While Major League Baseball is moving in a different direction than the Pitch F/X system for some of their newer tracking services for the 2015 season, several of the parks in Arizona have the system installed and running for spring training. The Reds had a split squad game against Colorado on Monday afternoon and the system was up and running at the home of the Rockies.
Michael Lorenzen threw two innings, but he was very effective, needing only 19 pitches to get through both innings. Fourteen of the pitches were strikes. He threw 12 fastballs, what appears to be two change ups and three sliders with two pitches not registering on the system. With a small sample size to work with, just 12 fastballs thrown, and knowing he could go all out a little easier with just two innings on the day, perhaps he let it go a little more, but Lorenzen was throwing his fastball at 96 MPH on the day.

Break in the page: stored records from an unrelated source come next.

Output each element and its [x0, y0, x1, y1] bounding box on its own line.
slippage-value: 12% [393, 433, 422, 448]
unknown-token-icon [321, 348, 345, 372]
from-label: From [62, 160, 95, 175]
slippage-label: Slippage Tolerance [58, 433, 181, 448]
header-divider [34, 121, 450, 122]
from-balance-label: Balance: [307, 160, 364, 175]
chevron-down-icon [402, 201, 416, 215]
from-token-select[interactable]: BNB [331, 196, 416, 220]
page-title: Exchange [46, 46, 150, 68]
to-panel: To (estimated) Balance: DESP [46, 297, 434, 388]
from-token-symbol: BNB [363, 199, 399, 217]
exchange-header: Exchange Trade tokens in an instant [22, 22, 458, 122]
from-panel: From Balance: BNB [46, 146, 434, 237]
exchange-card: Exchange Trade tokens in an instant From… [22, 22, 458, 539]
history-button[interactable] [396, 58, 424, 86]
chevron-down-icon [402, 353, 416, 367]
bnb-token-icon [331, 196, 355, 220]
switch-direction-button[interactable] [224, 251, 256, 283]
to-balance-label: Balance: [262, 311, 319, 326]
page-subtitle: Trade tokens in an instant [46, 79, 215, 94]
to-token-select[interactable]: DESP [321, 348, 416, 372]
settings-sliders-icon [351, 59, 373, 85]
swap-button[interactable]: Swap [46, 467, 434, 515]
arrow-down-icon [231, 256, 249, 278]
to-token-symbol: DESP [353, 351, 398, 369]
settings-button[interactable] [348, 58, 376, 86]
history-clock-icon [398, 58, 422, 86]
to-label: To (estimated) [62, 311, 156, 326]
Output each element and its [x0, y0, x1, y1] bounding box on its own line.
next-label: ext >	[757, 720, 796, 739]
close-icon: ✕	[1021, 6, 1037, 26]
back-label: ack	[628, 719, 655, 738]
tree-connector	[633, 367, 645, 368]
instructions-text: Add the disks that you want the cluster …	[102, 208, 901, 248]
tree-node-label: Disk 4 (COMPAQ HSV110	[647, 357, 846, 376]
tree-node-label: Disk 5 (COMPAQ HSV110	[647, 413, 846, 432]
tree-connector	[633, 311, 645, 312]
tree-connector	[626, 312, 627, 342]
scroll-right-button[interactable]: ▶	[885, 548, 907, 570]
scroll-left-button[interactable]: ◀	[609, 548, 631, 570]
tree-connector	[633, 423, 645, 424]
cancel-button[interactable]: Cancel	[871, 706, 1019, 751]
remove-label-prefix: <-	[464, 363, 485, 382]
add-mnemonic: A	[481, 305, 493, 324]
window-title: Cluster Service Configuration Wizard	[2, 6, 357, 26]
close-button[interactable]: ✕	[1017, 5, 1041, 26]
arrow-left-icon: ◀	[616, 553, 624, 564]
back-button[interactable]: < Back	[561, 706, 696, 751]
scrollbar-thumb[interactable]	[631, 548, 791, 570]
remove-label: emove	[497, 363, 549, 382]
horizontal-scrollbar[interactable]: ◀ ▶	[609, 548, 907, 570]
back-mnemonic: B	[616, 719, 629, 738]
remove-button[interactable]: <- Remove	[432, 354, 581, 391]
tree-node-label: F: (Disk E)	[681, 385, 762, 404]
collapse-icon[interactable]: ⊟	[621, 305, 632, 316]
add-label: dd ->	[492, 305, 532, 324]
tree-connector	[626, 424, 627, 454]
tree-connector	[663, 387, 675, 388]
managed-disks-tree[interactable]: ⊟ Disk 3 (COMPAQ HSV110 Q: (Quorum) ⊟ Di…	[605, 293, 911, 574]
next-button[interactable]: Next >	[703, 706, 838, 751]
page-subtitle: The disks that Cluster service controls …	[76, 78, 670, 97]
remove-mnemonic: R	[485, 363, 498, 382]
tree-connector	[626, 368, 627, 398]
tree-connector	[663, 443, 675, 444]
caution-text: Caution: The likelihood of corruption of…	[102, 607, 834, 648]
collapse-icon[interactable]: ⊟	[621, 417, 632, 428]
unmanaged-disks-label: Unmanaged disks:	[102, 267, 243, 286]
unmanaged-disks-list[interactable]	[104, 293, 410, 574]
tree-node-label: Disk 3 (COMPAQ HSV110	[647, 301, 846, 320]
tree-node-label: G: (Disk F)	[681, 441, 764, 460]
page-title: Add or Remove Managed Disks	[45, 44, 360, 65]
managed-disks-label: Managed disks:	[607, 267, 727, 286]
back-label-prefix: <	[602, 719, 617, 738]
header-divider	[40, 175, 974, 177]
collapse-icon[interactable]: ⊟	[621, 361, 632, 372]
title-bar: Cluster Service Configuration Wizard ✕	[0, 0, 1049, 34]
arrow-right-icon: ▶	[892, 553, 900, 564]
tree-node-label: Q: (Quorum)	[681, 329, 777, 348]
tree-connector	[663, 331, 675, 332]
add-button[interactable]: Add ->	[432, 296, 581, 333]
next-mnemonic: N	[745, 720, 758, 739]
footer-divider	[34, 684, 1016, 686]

Just kidding. The 96 MPH fastball that he threw was the slowest of the 12 fastballs that he threw on the day. Four of them were 97 MPH and the other seven were all 98 MPH. Not that velocity in that range is out of the question for Lorenzen, who was throwing in the upper 90’s as a reliever, but as a starter he hadn’t really been in that range. The first thing that went through my mind was to double check the velocities of the other pitchers in the game and they lined up with what you would expect from those players, so it would seem that the Pitch F/X system was accurate on the day.
Maybe the spike in velocity is just because of the limited innings and Lorenzen didn’t have to pace himself as much and let it fly. Or maybe he’s picked up some extra velocity after getting a full season in last year and putting in an incredible amount of work in the offseason.